The subcapitulum (from Latin sub, "under", and capitulum, "small head"), also known as infracapitulum, hypognathum or hipognatum, refers to the ventral part of the gnathosoma (the part of the body comprising the mouth and feeding parts) or the fusion of the palpal (of the pedipalps, the second pair of appendages) coxae (the point of union of the appendages with the body) and the labrum (the upper mouthpart) complex present in some arthropods on which the mouth, pedipalps, mouthparts and pharynx are generally located.

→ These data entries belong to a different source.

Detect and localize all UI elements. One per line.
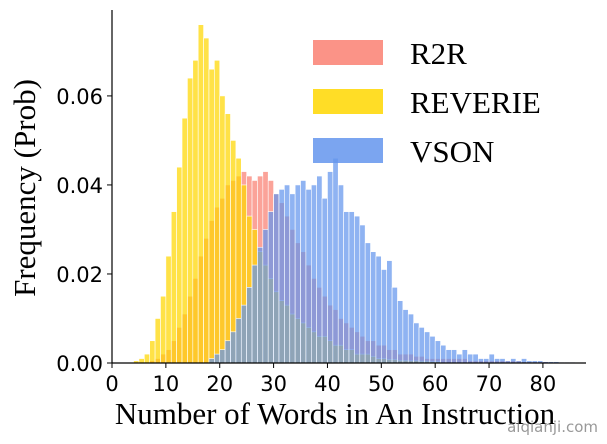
x-tick-label: 20 (206, 372, 233, 396)
bar (445, 349, 452, 364)
bar (391, 287, 398, 364)
bar (149, 340, 156, 364)
bar (170, 211, 177, 364)
y-axis-label: Frequency (Prob) (7, 79, 42, 297)
bar (165, 255, 172, 364)
bar (477, 358, 484, 364)
x-tick-label: 40 (314, 372, 341, 396)
bar (214, 353, 221, 364)
bar (510, 358, 517, 364)
bar (278, 189, 285, 364)
bar (348, 211, 355, 364)
x-tick-label: 30 (260, 372, 287, 396)
bar (413, 322, 420, 364)
x-axis-label: Number of Words in An Instruction (115, 396, 556, 431)
x-tick-label: 50 (368, 372, 395, 396)
bar (203, 37, 210, 364)
bar (354, 215, 361, 364)
bar (246, 287, 253, 364)
legend-label: REVERIE (410, 85, 541, 120)
legend-label: VSON (410, 134, 494, 169)
bar (273, 193, 280, 364)
bar (138, 358, 145, 364)
bar (230, 140, 237, 364)
bar (343, 211, 350, 364)
bar (424, 331, 431, 364)
bar (332, 157, 339, 364)
bar (176, 166, 183, 364)
bar (219, 349, 226, 364)
bar (284, 184, 291, 364)
bar (310, 184, 317, 364)
bar (461, 349, 468, 364)
x-tick-label: 70 (476, 372, 503, 396)
bar (499, 358, 506, 364)
bar (294, 184, 301, 364)
bar (262, 229, 269, 364)
bar (305, 189, 312, 364)
x-tick-label: 60 (422, 372, 449, 396)
bar (208, 68, 215, 364)
bar (434, 340, 441, 364)
bar (407, 313, 414, 364)
bar (386, 260, 393, 364)
legend-swatch (313, 138, 383, 163)
bar (224, 340, 231, 364)
bars (133, 24, 576, 364)
x-tick-label: 0 (105, 372, 118, 396)
legend-swatch (313, 89, 383, 114)
bar (375, 255, 382, 364)
bar (467, 353, 474, 364)
bar (208, 358, 215, 364)
bar (144, 353, 151, 364)
x-tick-label: 80 (530, 372, 557, 396)
bar (397, 300, 404, 364)
bar (160, 295, 167, 364)
legend-label: R2R (410, 36, 467, 71)
bar (224, 113, 231, 364)
bar (181, 117, 188, 364)
bar (337, 184, 344, 364)
bar (267, 211, 274, 364)
bar (402, 309, 409, 364)
bar (327, 171, 334, 364)
bar (300, 180, 307, 364)
bar (219, 95, 226, 364)
bar (321, 197, 328, 364)
bar (364, 242, 371, 364)
bar (359, 224, 366, 364)
bar (240, 304, 247, 364)
bar (289, 193, 296, 364)
bar (187, 77, 194, 364)
bar (488, 353, 495, 364)
watermark: aiqianji.com (507, 418, 598, 436)
bar (451, 349, 458, 364)
y-tick-label: 0.04 (56, 174, 103, 198)
bar (483, 358, 490, 364)
bar (521, 358, 528, 364)
bar (316, 175, 323, 364)
bar (429, 335, 436, 364)
bar (418, 327, 425, 364)
y-tick-label: 0.06 (56, 85, 103, 109)
bar (230, 331, 237, 364)
bar (235, 318, 242, 364)
bar (251, 264, 258, 364)
bar (440, 344, 447, 364)
bar (154, 318, 161, 364)
bar (197, 24, 204, 364)
bar (370, 251, 377, 364)
y-tick-label: 0.02 (56, 263, 103, 287)
x-tick-label: 10 (152, 372, 179, 396)
legend-swatch (313, 40, 383, 65)
bar (494, 358, 501, 364)
y-tick-label: 0.00 (56, 352, 103, 376)
bar (214, 60, 221, 364)
bar (257, 246, 264, 364)
bar (472, 353, 479, 364)
bar (192, 60, 199, 364)
bar (381, 269, 388, 364)
bar (456, 353, 463, 364)
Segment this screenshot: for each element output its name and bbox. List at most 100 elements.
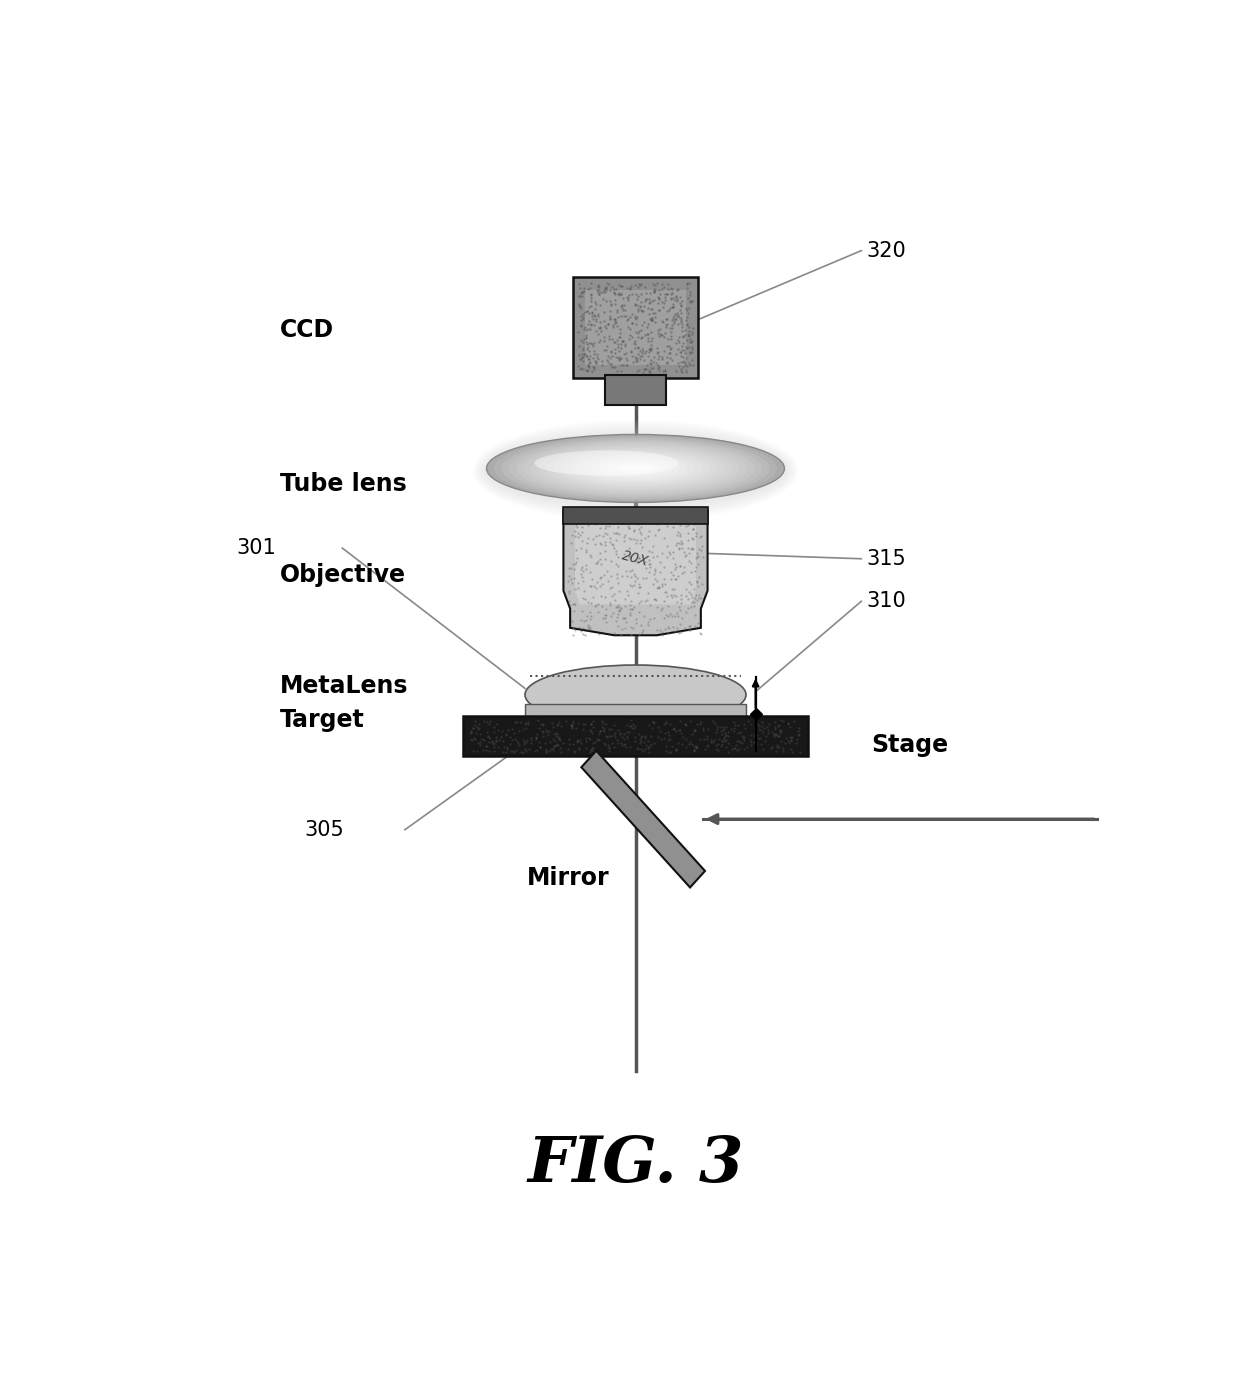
Point (622, 351, 642, 373)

It is delimited by the subcapitular apodeme (an ingrowth of the exoskeleton for muscle attachment), which separates it from the cheliceral (of the chelicerae, the first pair of appendages) frame.

==Acari==
The function or morphology of the subcapitulum can vary within acarines. In its central part, the hypostomal (of the hypostome, a harpoon-like appendage near the mouth) gutter in which the pincers are transformed into a serrated pricking system is formed. The anterolateral parts of the subcapitulum might be equipped with cornicula (horn-like processes) or rutella (hypertrophied setae on the hypostome). At the base of the hypostome, there can be sternal apophyses, that is, an outgrowth or process in the sternum (lower half of the body segment). In Mesostigmata, this happens in the third segment. The frontal edge of the subcapitulum can be provided with paralaciniae (a pair of small processes). In Oribatida, its basal section forms a mentum ("chin"). In some acariforms, the dorsal part forms a "neck". In some cheyletoids and myobiids, the subcapitulum merges with the stylophores (chelicerae formed of fused cheliceral bases) to form a gnathosomal capsule. In some prostigmates, the subcapitulum or the whole capsule is referred to as rostrum.

==Other arthropods==
The subcapitulum is also present in other arthropod clades. In Ricinulei, an arachnid order related to acarines, the subcapitulum can also be found. In these organisms, the subcapitulum had a subcapitular apodeme and a crescent-shaped mouth, and lacked lateral lips. In comparison with other arachnids, the ricinuleid subcapitulum may result primitive, but it presents a specialization unique of the order; the coxal regions of the pedipalp are enlarged.

Another example would be Necrogammarus, an extinct genus of chelicerate eurypterid only known by its subcapitulum and attached pedipalp. In this genus, this structure adopts the form of a discrete plate.